How to Starve Your Need to Please Muscle

The Desert of Arizona
Sunny 45 Degrees

RE: How to starve your need to please muscle…

Years ago, when I was just getting started as a copywriter, I managed to make a $9,000 blunder with a client.

There was, shall we say, a miscommunication… and I ended up taking a project in a different direction than the client wanted.

I didn’t know at the time that “reading a client’s mind” was something you had to do. I didn’t ask enough questions about the right things to truly understand what was going on inside my client’s head.

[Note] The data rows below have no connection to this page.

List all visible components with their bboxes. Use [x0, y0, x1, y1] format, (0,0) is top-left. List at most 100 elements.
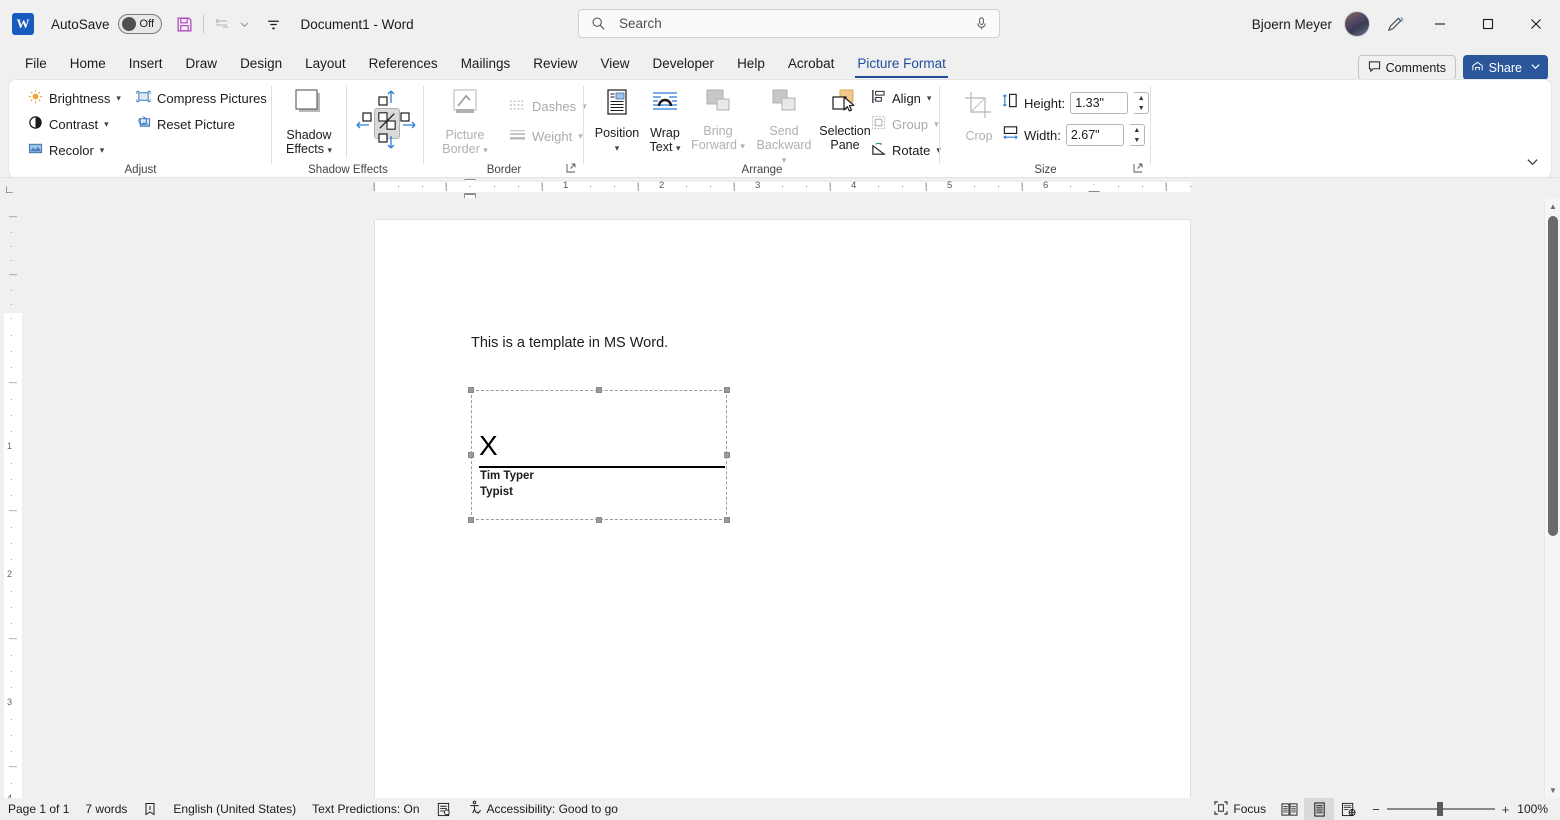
- resize-handle-bottom-right[interactable]: [724, 517, 730, 523]
- rotate-button[interactable]: Rotate ▾: [866, 138, 946, 162]
- height-input[interactable]: [1070, 92, 1129, 114]
- weight-button[interactable]: Weight ▾: [504, 124, 588, 148]
- accessibility-status[interactable]: Accessibility: Good to go: [459, 798, 626, 820]
- position-chevron-down-icon[interactable]: ▾: [615, 143, 620, 153]
- resize-handle-middle-left[interactable]: [468, 452, 474, 458]
- compress-pictures-button[interactable]: Compress Pictures: [131, 86, 272, 110]
- share-chevron-down-icon[interactable]: [1531, 62, 1540, 73]
- group-button[interactable]: Group ▾: [866, 112, 944, 136]
- text-predictions-status[interactable]: Text Predictions: On: [304, 798, 427, 820]
- picture-border-chevron-down-icon[interactable]: ▾: [483, 145, 488, 155]
- contrast-button[interactable]: Contrast ▾: [23, 112, 114, 136]
- tab-review[interactable]: Review: [522, 52, 588, 75]
- shadow-effects-chevron-down-icon[interactable]: ▾: [327, 145, 332, 155]
- resize-handle-top-center[interactable]: [596, 387, 602, 393]
- nudge-shadow-down-icon[interactable]: [376, 132, 398, 157]
- undo-chevron-down-icon[interactable]: [237, 9, 253, 39]
- zoom-in-button[interactable]: +: [1502, 802, 1510, 817]
- align-chevron-down-icon[interactable]: ▾: [927, 93, 932, 104]
- zoom-slider-track[interactable]: [1386, 802, 1495, 816]
- tab-references[interactable]: References: [358, 52, 449, 75]
- width-decrease-icon[interactable]: ▼: [1130, 135, 1144, 145]
- nudge-shadow-right-icon[interactable]: [398, 110, 418, 137]
- user-account-area[interactable]: Bjoern Meyer: [1252, 0, 1370, 48]
- signature-line-object[interactable]: X Tim Typer Typist: [468, 387, 730, 523]
- autosave-toggle[interactable]: Off: [117, 14, 162, 34]
- resize-handle-top-right[interactable]: [724, 387, 730, 393]
- vertical-scrollbar[interactable]: ▲ ▼: [1544, 198, 1560, 798]
- vertical-ruler[interactable]: — · · · — · · · · · · — · · · 1 · · · — …: [0, 198, 22, 803]
- reset-picture-button[interactable]: Reset Picture: [131, 112, 240, 136]
- tab-developer[interactable]: Developer: [642, 52, 726, 75]
- zoom-slider-thumb[interactable]: [1436, 802, 1443, 816]
- maximize-button[interactable]: [1464, 0, 1512, 48]
- page-number-status[interactable]: Page 1 of 1: [0, 798, 77, 820]
- crop-button[interactable]: Crop: [952, 88, 1006, 146]
- tab-help[interactable]: Help: [726, 52, 776, 75]
- height-increase-icon[interactable]: ▲: [1134, 93, 1148, 103]
- word-count-status[interactable]: 7 words: [77, 798, 135, 820]
- tab-acrobat[interactable]: Acrobat: [777, 52, 846, 75]
- web-layout-icon[interactable]: [1334, 798, 1364, 820]
- width-input[interactable]: [1065, 124, 1124, 146]
- brightness-button[interactable]: Brightness ▾: [23, 86, 126, 110]
- width-spinner[interactable]: ▲ ▼: [1129, 124, 1145, 146]
- resize-handle-top-left[interactable]: [468, 387, 474, 393]
- search-input[interactable]: Search: [578, 9, 1000, 38]
- scroll-thumb[interactable]: [1548, 216, 1558, 536]
- wrap-text-chevron-down-icon[interactable]: ▾: [676, 143, 681, 153]
- zoom-slider[interactable]: − +: [1364, 802, 1517, 817]
- save-icon[interactable]: [170, 9, 200, 39]
- language-status[interactable]: English (United States): [165, 798, 304, 820]
- bring-forward-button[interactable]: Bring Forward ▾: [684, 85, 752, 156]
- document-canvas[interactable]: This is a template in MS Word. X Tim Typ…: [22, 198, 1538, 798]
- tab-design[interactable]: Design: [229, 52, 293, 75]
- tab-draw[interactable]: Draw: [175, 52, 229, 75]
- dashes-button[interactable]: Dashes ▾: [504, 94, 592, 118]
- tab-mailings[interactable]: Mailings: [450, 52, 522, 75]
- nudge-shadow-left-icon[interactable]: [354, 110, 374, 137]
- pen-editor-icon[interactable]: [1378, 7, 1412, 41]
- document-page[interactable]: This is a template in MS Word. X Tim Typ…: [375, 220, 1190, 798]
- collapse-ribbon-chevron-down-icon[interactable]: [1526, 155, 1539, 171]
- recolor-button[interactable]: Recolor ▾: [23, 138, 109, 162]
- tab-picture-format[interactable]: Picture Format: [846, 52, 957, 78]
- brightness-chevron-down-icon[interactable]: ▾: [116, 93, 121, 104]
- zoom-level-label[interactable]: 100%: [1517, 802, 1560, 816]
- bring-forward-chevron-down-icon[interactable]: ▾: [740, 141, 745, 151]
- close-button[interactable]: [1512, 0, 1560, 48]
- avatar[interactable]: [1344, 11, 1370, 37]
- align-button[interactable]: Align ▾: [866, 86, 936, 110]
- tab-layout[interactable]: Layout: [294, 52, 357, 75]
- left-tab-stop-icon[interactable]: ∟: [4, 184, 15, 196]
- tab-home[interactable]: Home: [59, 52, 117, 75]
- tab-file[interactable]: File: [14, 52, 58, 75]
- picture-border-button[interactable]: Picture Border ▾: [434, 85, 496, 160]
- height-spinner[interactable]: ▲ ▼: [1134, 92, 1150, 114]
- height-decrease-icon[interactable]: ▼: [1134, 103, 1148, 113]
- comments-button[interactable]: Comments: [1357, 55, 1456, 80]
- tab-view[interactable]: View: [589, 52, 640, 75]
- scroll-down-icon[interactable]: ▼: [1545, 782, 1560, 798]
- border-dialog-launcher[interactable]: [566, 163, 576, 175]
- focus-mode-button[interactable]: Focus: [1206, 798, 1274, 820]
- tab-insert[interactable]: Insert: [118, 52, 174, 75]
- editor-score-icon[interactable]: [428, 798, 459, 820]
- read-mode-icon[interactable]: [1274, 798, 1304, 820]
- share-button[interactable]: Share: [1462, 55, 1548, 80]
- microphone-icon[interactable]: [974, 16, 989, 31]
- customize-quick-access-toolbar-icon[interactable]: [259, 9, 289, 39]
- resize-handle-bottom-center[interactable]: [596, 517, 602, 523]
- print-layout-icon[interactable]: [1304, 798, 1335, 820]
- group-chevron-down-icon[interactable]: ▾: [934, 119, 939, 130]
- proofing-errors-icon[interactable]: [135, 798, 165, 820]
- zoom-out-button[interactable]: −: [1372, 802, 1380, 817]
- width-increase-icon[interactable]: ▲: [1130, 125, 1144, 135]
- document-body-text[interactable]: This is a template in MS Word.: [471, 335, 668, 351]
- scroll-up-icon[interactable]: ▲: [1545, 198, 1560, 214]
- send-backward-button[interactable]: Send Backward ▾: [750, 85, 818, 170]
- recolor-chevron-down-icon[interactable]: ▾: [100, 145, 105, 156]
- shadow-effects-button[interactable]: Shadow Effects ▾: [278, 85, 340, 160]
- undo-icon[interactable]: [207, 9, 237, 39]
- resize-handle-middle-right[interactable]: [724, 452, 730, 458]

I can still remember how hot my body got when I found out I had screwed up. The bottom drops out of your stomach, you start to shake a little bit, and you get really hot for some reason.

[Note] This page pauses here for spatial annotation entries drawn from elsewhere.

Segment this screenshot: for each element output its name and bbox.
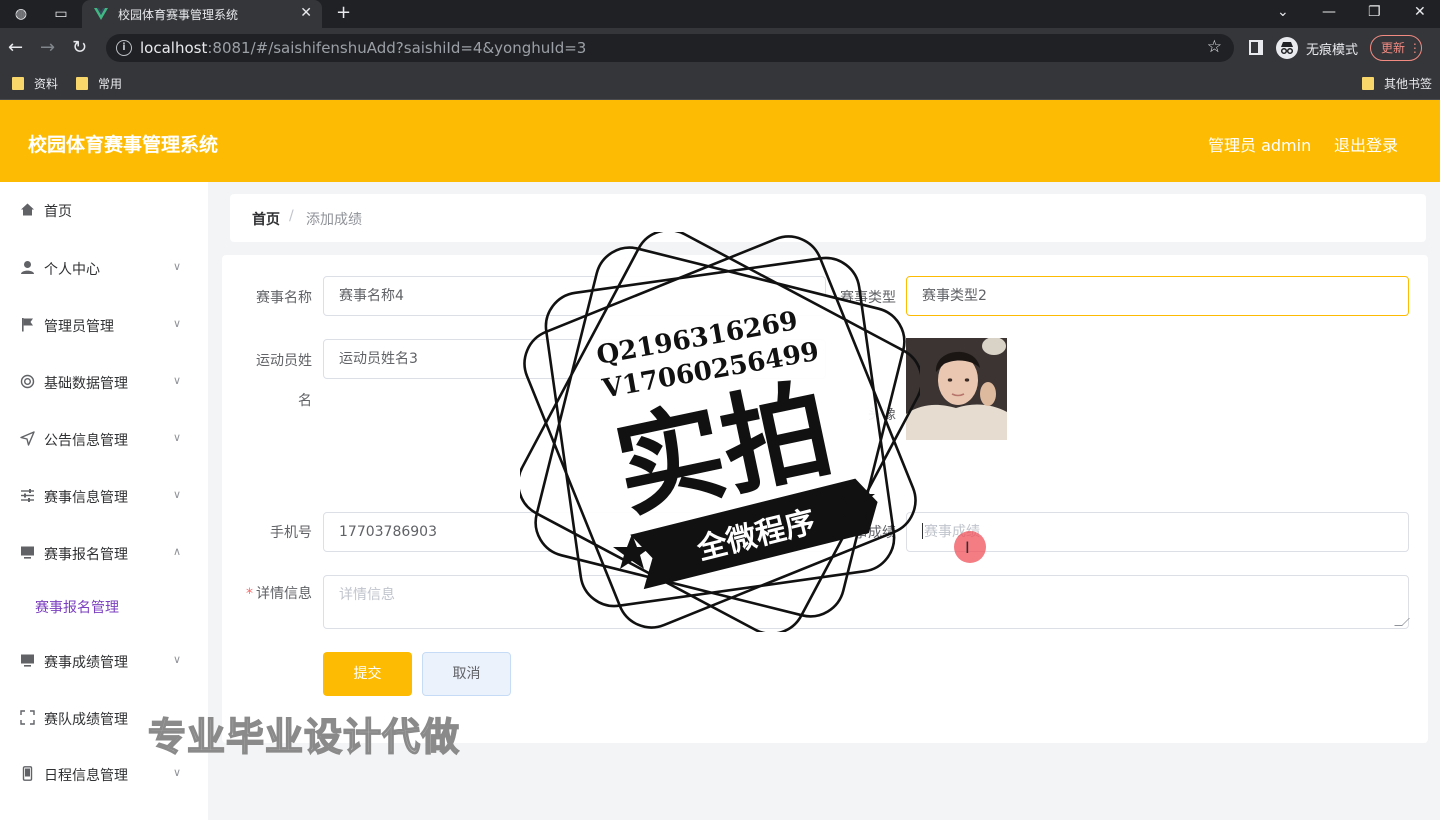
bookmark-star-icon[interactable]: ☆ (1207, 37, 1222, 57)
sidebar-item-home[interactable]: 首页 (0, 190, 208, 230)
monitor-icon (20, 545, 35, 560)
resize-handle[interactable] (1394, 618, 1410, 626)
sidebar-item-basic-data[interactable]: 基础数据管理 ∨ (0, 362, 208, 402)
user-icon (20, 260, 35, 275)
sidebar-item-label: 日程信息管理 (44, 768, 128, 784)
chevron-down-icon: ∨ (173, 374, 182, 387)
folder-icon (12, 77, 24, 90)
sidebar-subitem-registration[interactable]: 赛事报名管理 (35, 597, 119, 617)
app-title: 校园体育赛事管理系统 (28, 134, 219, 156)
bookmarks-bar: 资料 常用 其他书签 (0, 68, 1440, 100)
folder-icon (1362, 77, 1374, 90)
mouse-click-indicator (954, 531, 986, 563)
browser-tab-active[interactable]: 校园体育赛事管理系统 ✕ (82, 0, 322, 28)
app-header: 校园体育赛事管理系统 管理员 admin 退出登录 (0, 100, 1440, 182)
athlete-name-label-line2: 名 (298, 393, 312, 409)
chevron-down-icon: ∨ (173, 260, 182, 273)
window-close-icon[interactable]: ✕ (1414, 4, 1426, 20)
home-icon (20, 202, 35, 217)
sidebar-item-announcements[interactable]: 公告信息管理 ∨ (0, 419, 208, 459)
send-icon (20, 431, 35, 446)
sidebar-item-label: 基础数据管理 (44, 376, 128, 392)
update-button[interactable]: 更新 ⋮ (1370, 35, 1422, 61)
minimize-icon[interactable]: — (1322, 4, 1336, 20)
sidebar-item-label: 首页 (44, 204, 72, 220)
text-cursor-icon: I (965, 538, 970, 557)
info-icon[interactable]: i (116, 40, 132, 56)
detail-label: * 详情信息 (246, 586, 312, 602)
restore-icon[interactable]: ❐ (1368, 4, 1381, 20)
sidebar-item-label: 赛队成绩管理 (44, 712, 128, 728)
athlete-avatar-image[interactable] (906, 338, 1007, 440)
sidebar-item-match-info[interactable]: 赛事信息管理 ∨ (0, 476, 208, 516)
match-name-label: 赛事名称 (256, 290, 312, 306)
monitor-icon (20, 653, 35, 668)
chevron-down-icon: ∨ (173, 317, 182, 330)
other-bookmarks[interactable]: 其他书签 (1362, 75, 1432, 92)
chevron-down-icon: ∨ (173, 488, 182, 501)
fullscreen-icon (20, 710, 35, 725)
breadcrumb-separator: / (289, 208, 294, 224)
watermark-stamp: Q2196316269 V17060256499 实拍 全微程序 (520, 232, 920, 632)
text-caret (922, 523, 923, 539)
logout-link[interactable]: 退出登录 (1334, 132, 1398, 156)
chevron-down-icon: ∨ (173, 431, 182, 444)
tab-search-icon[interactable]: ⌄ (1277, 4, 1289, 20)
browser-tab-title: 校园体育赛事管理系统 (118, 8, 239, 22)
submit-button[interactable]: 提交 (323, 652, 412, 696)
sidebar-item-label: 管理员管理 (44, 319, 114, 335)
breadcrumb-current: 添加成绩 (306, 212, 362, 228)
browser-tab-bar: ◍ ▭ 校园体育赛事管理系统 ✕ + ⌄ — ❐ ✕ (0, 0, 1440, 28)
incognito-icon[interactable] (1276, 37, 1298, 59)
current-user-label: 管理员 admin (1208, 136, 1312, 155)
sidebar-item-personal-center[interactable]: 个人中心 ∨ (0, 248, 208, 288)
vue-logo-icon (94, 8, 108, 20)
bookmark-folder[interactable]: 常用 (76, 75, 122, 92)
mobile-icon (20, 766, 35, 781)
phone-label: 手机号 (270, 525, 312, 541)
cancel-button[interactable]: 取消 (422, 652, 511, 696)
tab-close-icon[interactable]: ✕ (300, 5, 312, 21)
tab-overview-icon[interactable]: ▭ (52, 5, 70, 23)
address-bar[interactable]: i localhost:8081/#/saishifenshuAdd?saish… (106, 34, 1234, 62)
sidebar-item-label: 个人中心 (44, 262, 100, 278)
reload-icon[interactable]: ↻ (72, 37, 87, 58)
back-icon[interactable]: ← (8, 37, 23, 58)
athlete-name-label-line1: 运动员姓 (256, 353, 312, 369)
sidebar-item-label: 公告信息管理 (44, 433, 128, 449)
incognito-label[interactable]: 无痕模式 (1306, 39, 1358, 58)
required-mark: * (246, 586, 253, 602)
sliders-icon (20, 488, 35, 503)
sidebar-item-match-registration[interactable]: 赛事报名管理 ∧ (0, 533, 208, 573)
url-text: localhost:8081/#/saishifenshuAdd?saishiI… (140, 39, 587, 57)
watermark-caption: 专业毕业设计代做 (147, 714, 461, 760)
new-tab-icon[interactable]: + (336, 2, 351, 23)
forward-icon[interactable]: → (40, 37, 55, 58)
chevron-up-icon: ∧ (173, 545, 182, 558)
sidebar-item-admin-management[interactable]: 管理员管理 ∨ (0, 305, 208, 345)
breadcrumb-home[interactable]: 首页 (252, 209, 280, 229)
flag-icon (20, 317, 35, 332)
folder-icon (76, 77, 88, 90)
bookmark-folder[interactable]: 资料 (12, 75, 58, 92)
settings-icon (20, 374, 35, 389)
sidebar-item-label: 赛事信息管理 (44, 490, 128, 506)
browser-toolbar: ← → ↻ i localhost:8081/#/saishifenshuAdd… (0, 28, 1440, 68)
sidebar-item-label: 赛事报名管理 (44, 547, 128, 563)
chevron-down-icon: ∨ (173, 653, 182, 666)
globe-icon[interactable]: ◍ (12, 5, 30, 23)
chevron-down-icon: ∨ (173, 766, 182, 779)
sidebar-item-match-scores[interactable]: 赛事成绩管理 ∨ (0, 641, 208, 681)
sidebar-item-label: 赛事成绩管理 (44, 655, 128, 671)
side-panel-icon[interactable] (1249, 40, 1263, 55)
match-type-input[interactable]: 赛事类型2 (906, 276, 1409, 316)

In that moment, I reacted. I picked-up the phone and called the client right away. It felt like my life was going to end.

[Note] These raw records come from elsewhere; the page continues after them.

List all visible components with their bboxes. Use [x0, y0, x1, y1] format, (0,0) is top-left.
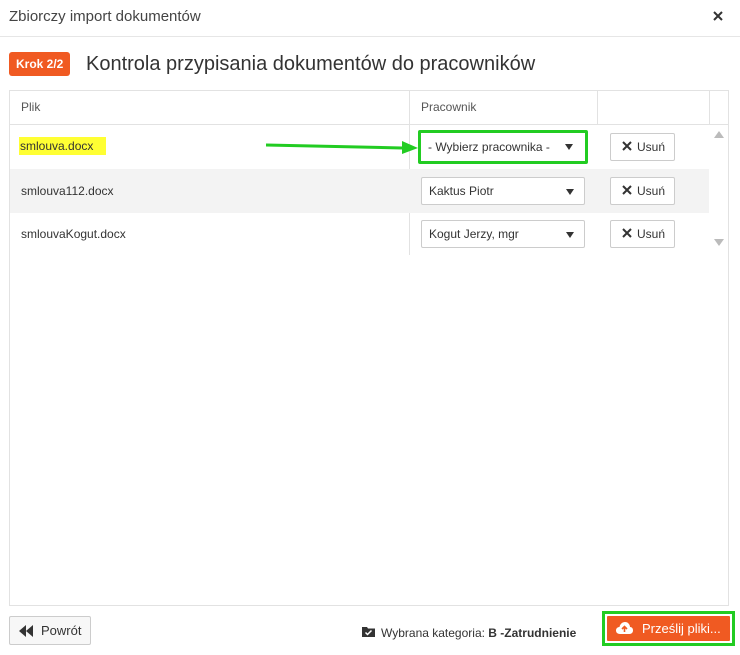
documents-table: Plik Pracownik smlouva.docx - Wybierz pr… [9, 90, 729, 606]
send-button-highlight: Prześlij pliki... [602, 611, 735, 646]
table-header: Plik Pracownik [10, 91, 728, 125]
rewind-icon [19, 625, 33, 637]
employee-select[interactable]: Kogut Jerzy, mgr [421, 220, 585, 248]
dialog-titlebar: Zbiorczy import dokumentów [0, 0, 740, 37]
dialog-title: Zbiorczy import dokumentów [9, 8, 201, 25]
delete-button[interactable]: Usuń [610, 220, 675, 248]
send-files-button[interactable]: Prześlij pliki... [607, 616, 730, 641]
folder-check-icon [362, 627, 375, 637]
employee-select-value: Kogut Jerzy, mgr [429, 227, 519, 241]
file-name: smlouva112.docx [21, 184, 114, 198]
caret-down-icon [566, 189, 574, 195]
delete-button-label: Usuń [637, 184, 666, 198]
delete-button-label: Usuń [637, 140, 666, 154]
close-icon [622, 141, 632, 151]
step-header: Krok 2/2 Kontrola przypisania dokumentów… [9, 52, 729, 78]
delete-button[interactable]: Usuń [610, 133, 675, 161]
caret-down-icon [565, 144, 573, 150]
employee-select-value: - Wybierz pracownika - [428, 140, 550, 154]
close-icon[interactable] [710, 8, 726, 24]
step-title: Kontrola przypisania dokumentów do praco… [86, 53, 536, 75]
step-badge: Krok 2/2 [9, 52, 71, 76]
category-label: Wybrana kategoria: [381, 626, 489, 640]
delete-button-label: Usuń [637, 227, 666, 241]
column-divider [709, 91, 710, 125]
table-row: smlouvaKogut.docx Kogut Jerzy, mgr Usuń [10, 212, 709, 256]
green-arrow-annotation [266, 141, 418, 154]
employee-select-value: Kaktus Piotr [429, 184, 494, 198]
column-divider [597, 91, 598, 125]
close-icon [622, 185, 632, 195]
scroll-up-arrow-icon[interactable] [714, 131, 724, 138]
employee-select[interactable]: Kaktus Piotr [421, 177, 585, 205]
send-files-button-label: Prześlij pliki... [642, 621, 721, 636]
scroll-down-arrow-icon[interactable] [714, 239, 724, 246]
employee-select[interactable]: - Wybierz pracownika - [418, 130, 588, 164]
cloud-upload-icon [616, 622, 633, 634]
column-header-file[interactable]: Plik [21, 91, 40, 124]
back-button[interactable]: Powrót [9, 616, 91, 645]
caret-down-icon [566, 232, 574, 238]
back-button-label: Powrót [41, 623, 82, 638]
file-name: smlouvaKogut.docx [21, 227, 126, 241]
file-name: smlouva.docx [19, 137, 107, 155]
table-row: smlouva112.docx Kaktus Piotr Usuń [10, 169, 709, 213]
column-header-employee[interactable]: Pracownik [421, 91, 476, 124]
category-value: B -Zatrudnienie [488, 626, 577, 640]
close-icon [622, 228, 632, 238]
delete-button[interactable]: Usuń [610, 177, 675, 205]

I reacted many, many times after that. All of this activity built my “need to please muscle” up until it was just about the largest muscle in my body.

It was a sad, sad state of affairs.

And then, one day, I picked up a book by Michael Brown called, “The Presence Process.”

Talk about serendipity–the book actually fell off the shelf onto my wife’s head.

Easy book to read, difficult book to live. But it helped me along a journey that continues even now.

The book talks about the difference between reacting and responding.

Reacting is weak. Responding is strong.

Reacting makes you a puppet, pulled along by a life that is out of your control.

Responding makes you powerful. A conscious action taker where a life “out of your control” is not a problem.

During the early years of my business, I reacted. The fuel powering those reactions was my need to please others.

When I felt like something was wrong, my need to please kicked in. I did something to try to fix it and take that feeling away. That only fed the muscle more.

The way you starve that muscle is to stop feeding it completely. You make a conscious choice to stop reacting and to start responding.

The longer you do that, the smaller your “need to please” muscle gets. After a while, it doesn’t even register on your radar.

And that’s when you can get about the business you are here to do.